16 But He said to him, “A man was giving a big dinner, and he invited many; 17 and at the dinner hour he sent his slave to say to those who had been invited, ‘Come; for everything is ready now.’ 18 “But they all alike began to make excuses. Luke 14:16–18 (NAS)Read Luke 14:16-24, Parable of the Dinner
When I was growing up, if a Billy Graham Crusade was on the television we were watching it. Back in those prehistoric days he was in his prime. He was a fiery orator, compelling, and convicting. He’d bellow “the Bible says,” and the sound would reverberate throughout the stadium. At the end, of course, he’d invite the attendees to come forward to receive Jesus as their Savior. His close always included something like you may be with friends and family, they’ll wait for you, or you may be in the upper deck, we’ll wait for you, or you may have come by bus, they’ll not leave without you. Just come! Then he’d fold his hands, bow his head, and pray.
This parable, which comes with no explanation from Jesus by the way, tells of a banquet meal that a man has prepared and is finally ready. The invitations had gone out and he tells his slave to go out and tell the invitees to come. The slave is met with a rash of lame excuses and returns to tell his master the news. In this case, he didn’t wait, and the response was not patience and prayer but anger.
We’ve all been in situations when we’ve been invited to something and we just didn’t want to go. It may be a ways away and we say things that give the impression that we’ll come, but we don’t intend to. If the shoe is on the other foot, we’ve witnessed some masterful—or so they think— creative last minute excuses why someone can’t come to our event, and we think immediately they knew all along that that was going to be an issue before they said yes! Suddenly, it’s the most important thing in the world?
In this parable, one asks, is that piece of land you spotted and went to all the trouble to buy really need to be inspected now? Do you really need to take the oxen out for a spin over a well cooked meal? After the long betrothal, marriage ceremony and feast, and honeymoon of some sort, you can’t fit in a dinner that’s been on the calendar for weeks?

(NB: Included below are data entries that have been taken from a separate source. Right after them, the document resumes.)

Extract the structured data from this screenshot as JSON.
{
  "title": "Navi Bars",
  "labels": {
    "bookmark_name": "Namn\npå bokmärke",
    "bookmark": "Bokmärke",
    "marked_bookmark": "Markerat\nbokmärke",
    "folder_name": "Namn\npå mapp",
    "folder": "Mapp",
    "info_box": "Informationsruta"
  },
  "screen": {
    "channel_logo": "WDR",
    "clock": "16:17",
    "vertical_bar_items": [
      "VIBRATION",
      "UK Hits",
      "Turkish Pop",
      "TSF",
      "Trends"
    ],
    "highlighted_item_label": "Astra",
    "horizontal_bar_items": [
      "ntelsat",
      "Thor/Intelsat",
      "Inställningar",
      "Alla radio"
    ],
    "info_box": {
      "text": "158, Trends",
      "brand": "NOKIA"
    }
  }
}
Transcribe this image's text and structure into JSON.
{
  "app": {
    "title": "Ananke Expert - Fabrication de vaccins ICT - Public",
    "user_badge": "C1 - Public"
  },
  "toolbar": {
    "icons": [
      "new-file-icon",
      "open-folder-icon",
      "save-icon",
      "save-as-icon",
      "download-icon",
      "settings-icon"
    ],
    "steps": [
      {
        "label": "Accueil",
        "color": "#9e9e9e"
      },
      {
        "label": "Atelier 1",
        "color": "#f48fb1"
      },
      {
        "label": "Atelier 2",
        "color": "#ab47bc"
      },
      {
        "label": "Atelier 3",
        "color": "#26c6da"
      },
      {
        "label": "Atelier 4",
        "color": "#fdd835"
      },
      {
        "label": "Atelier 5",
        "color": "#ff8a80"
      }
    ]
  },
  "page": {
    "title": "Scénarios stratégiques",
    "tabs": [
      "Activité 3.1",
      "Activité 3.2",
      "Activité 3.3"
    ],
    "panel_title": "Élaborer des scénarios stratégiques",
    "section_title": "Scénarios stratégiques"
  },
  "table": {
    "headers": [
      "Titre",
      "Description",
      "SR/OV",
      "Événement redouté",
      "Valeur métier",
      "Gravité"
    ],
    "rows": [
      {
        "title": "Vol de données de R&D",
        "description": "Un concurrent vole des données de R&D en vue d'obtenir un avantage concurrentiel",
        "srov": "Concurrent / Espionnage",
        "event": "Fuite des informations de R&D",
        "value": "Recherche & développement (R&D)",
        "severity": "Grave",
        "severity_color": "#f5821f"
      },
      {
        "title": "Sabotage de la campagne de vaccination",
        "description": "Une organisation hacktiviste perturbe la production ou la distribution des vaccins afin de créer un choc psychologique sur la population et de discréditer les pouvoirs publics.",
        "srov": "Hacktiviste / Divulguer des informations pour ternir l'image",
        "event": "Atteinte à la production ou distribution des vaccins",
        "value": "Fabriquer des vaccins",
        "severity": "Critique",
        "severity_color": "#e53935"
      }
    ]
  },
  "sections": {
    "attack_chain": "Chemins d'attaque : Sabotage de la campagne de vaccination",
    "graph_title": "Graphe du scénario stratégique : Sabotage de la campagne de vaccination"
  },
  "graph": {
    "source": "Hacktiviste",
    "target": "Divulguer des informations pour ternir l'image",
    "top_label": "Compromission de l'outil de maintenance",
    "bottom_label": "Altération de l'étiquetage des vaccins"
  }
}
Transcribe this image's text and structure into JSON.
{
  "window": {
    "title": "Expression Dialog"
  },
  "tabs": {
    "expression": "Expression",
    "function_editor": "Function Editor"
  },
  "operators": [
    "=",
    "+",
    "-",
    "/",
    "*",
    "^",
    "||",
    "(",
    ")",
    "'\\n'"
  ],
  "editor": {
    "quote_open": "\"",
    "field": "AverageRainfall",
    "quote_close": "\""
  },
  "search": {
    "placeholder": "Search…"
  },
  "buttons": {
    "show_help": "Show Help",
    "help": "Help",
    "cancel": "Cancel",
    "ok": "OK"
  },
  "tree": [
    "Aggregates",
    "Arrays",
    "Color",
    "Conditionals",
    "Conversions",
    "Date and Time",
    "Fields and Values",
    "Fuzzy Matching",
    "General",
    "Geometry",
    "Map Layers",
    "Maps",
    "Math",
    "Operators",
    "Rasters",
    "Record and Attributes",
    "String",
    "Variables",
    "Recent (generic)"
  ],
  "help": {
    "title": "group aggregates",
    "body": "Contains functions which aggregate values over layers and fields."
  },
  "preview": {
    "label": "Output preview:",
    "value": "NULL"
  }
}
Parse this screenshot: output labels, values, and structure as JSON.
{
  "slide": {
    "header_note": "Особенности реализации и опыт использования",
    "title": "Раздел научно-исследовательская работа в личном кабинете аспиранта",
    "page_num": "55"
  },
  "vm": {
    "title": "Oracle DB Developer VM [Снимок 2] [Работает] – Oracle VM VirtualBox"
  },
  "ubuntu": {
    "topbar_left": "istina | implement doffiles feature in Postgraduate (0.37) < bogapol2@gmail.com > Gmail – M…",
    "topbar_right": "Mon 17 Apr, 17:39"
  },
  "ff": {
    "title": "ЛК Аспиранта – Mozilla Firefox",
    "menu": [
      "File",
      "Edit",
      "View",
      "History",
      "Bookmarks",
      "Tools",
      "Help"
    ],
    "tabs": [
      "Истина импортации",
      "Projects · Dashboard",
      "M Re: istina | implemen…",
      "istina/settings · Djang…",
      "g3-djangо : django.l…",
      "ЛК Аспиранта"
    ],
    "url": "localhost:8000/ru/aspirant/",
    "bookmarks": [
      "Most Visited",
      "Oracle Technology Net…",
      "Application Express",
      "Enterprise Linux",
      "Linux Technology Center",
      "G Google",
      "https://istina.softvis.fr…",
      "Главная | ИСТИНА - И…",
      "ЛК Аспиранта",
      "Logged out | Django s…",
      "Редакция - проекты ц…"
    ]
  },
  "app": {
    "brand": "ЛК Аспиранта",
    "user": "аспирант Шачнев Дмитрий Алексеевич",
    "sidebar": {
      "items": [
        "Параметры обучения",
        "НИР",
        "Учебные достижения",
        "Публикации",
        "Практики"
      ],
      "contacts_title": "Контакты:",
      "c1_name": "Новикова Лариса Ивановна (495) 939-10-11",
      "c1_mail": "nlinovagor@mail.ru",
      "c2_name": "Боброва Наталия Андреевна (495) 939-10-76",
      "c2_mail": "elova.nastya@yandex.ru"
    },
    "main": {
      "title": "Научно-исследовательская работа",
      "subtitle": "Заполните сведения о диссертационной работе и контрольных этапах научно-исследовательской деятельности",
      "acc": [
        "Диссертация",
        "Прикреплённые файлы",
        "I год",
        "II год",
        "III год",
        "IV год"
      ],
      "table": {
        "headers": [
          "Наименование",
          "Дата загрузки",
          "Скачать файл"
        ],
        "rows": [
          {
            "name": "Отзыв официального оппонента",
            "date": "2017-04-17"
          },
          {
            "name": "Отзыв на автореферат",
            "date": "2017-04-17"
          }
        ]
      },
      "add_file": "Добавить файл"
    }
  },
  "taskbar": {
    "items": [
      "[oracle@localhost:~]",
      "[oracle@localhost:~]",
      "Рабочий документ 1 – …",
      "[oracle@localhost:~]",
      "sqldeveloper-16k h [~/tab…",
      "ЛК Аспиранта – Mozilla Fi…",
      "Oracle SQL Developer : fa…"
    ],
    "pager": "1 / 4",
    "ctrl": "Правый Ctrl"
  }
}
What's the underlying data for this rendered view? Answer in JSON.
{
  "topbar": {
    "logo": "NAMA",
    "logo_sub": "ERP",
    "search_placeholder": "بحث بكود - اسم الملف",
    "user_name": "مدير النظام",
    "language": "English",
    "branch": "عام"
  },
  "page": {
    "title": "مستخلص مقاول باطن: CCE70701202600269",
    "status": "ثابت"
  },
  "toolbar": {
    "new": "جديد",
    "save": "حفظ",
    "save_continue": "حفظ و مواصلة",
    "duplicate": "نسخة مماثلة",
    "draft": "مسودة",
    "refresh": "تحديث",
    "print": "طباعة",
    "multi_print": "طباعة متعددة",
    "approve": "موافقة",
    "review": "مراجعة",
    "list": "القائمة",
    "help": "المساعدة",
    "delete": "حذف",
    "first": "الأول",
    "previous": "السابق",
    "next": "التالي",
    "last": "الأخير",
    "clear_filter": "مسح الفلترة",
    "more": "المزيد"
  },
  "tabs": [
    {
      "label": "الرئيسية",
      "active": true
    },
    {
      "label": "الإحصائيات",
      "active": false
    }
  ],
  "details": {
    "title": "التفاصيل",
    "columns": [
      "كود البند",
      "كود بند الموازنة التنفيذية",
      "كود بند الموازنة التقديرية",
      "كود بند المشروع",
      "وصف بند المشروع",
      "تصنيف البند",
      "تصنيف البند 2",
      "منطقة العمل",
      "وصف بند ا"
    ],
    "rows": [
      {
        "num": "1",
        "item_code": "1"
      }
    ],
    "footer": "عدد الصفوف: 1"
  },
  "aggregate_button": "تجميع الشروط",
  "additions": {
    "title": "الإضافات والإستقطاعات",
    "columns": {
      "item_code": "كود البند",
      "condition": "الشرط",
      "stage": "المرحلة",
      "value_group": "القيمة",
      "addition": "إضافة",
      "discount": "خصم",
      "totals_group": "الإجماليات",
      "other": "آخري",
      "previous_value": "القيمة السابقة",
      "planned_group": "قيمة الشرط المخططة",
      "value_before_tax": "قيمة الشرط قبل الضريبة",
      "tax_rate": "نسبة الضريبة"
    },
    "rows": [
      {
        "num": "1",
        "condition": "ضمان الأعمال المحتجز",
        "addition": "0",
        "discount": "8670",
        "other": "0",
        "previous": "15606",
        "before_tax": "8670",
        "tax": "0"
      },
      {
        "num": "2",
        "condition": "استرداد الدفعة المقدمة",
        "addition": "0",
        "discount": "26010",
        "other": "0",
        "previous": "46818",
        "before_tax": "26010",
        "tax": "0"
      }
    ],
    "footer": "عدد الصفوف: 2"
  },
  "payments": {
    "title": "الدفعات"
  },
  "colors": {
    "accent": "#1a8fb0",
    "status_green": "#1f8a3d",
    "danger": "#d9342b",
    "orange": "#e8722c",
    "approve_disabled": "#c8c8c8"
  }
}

What is striking in this parable is the finality of the decision not to attend. There was no entreaty made to change their mind. They were out and many from the highways and byways who hadn’t planned to be anywhere were in. This has to represent how God switched his attention to the Gentiles when his own people refused him. But it could also mean that there is one moment in time when the invitation is made and we must make the effort to come to him. You can’t risk the possibility that the opportunity will not come again. Perhaps you’ll be attacked on that piece of land and killed. Or run over by the five yokes of oxen, or led astray by your new wife.
For now it appears that the Lord patiently waits and prays, but the motor in the bus is running.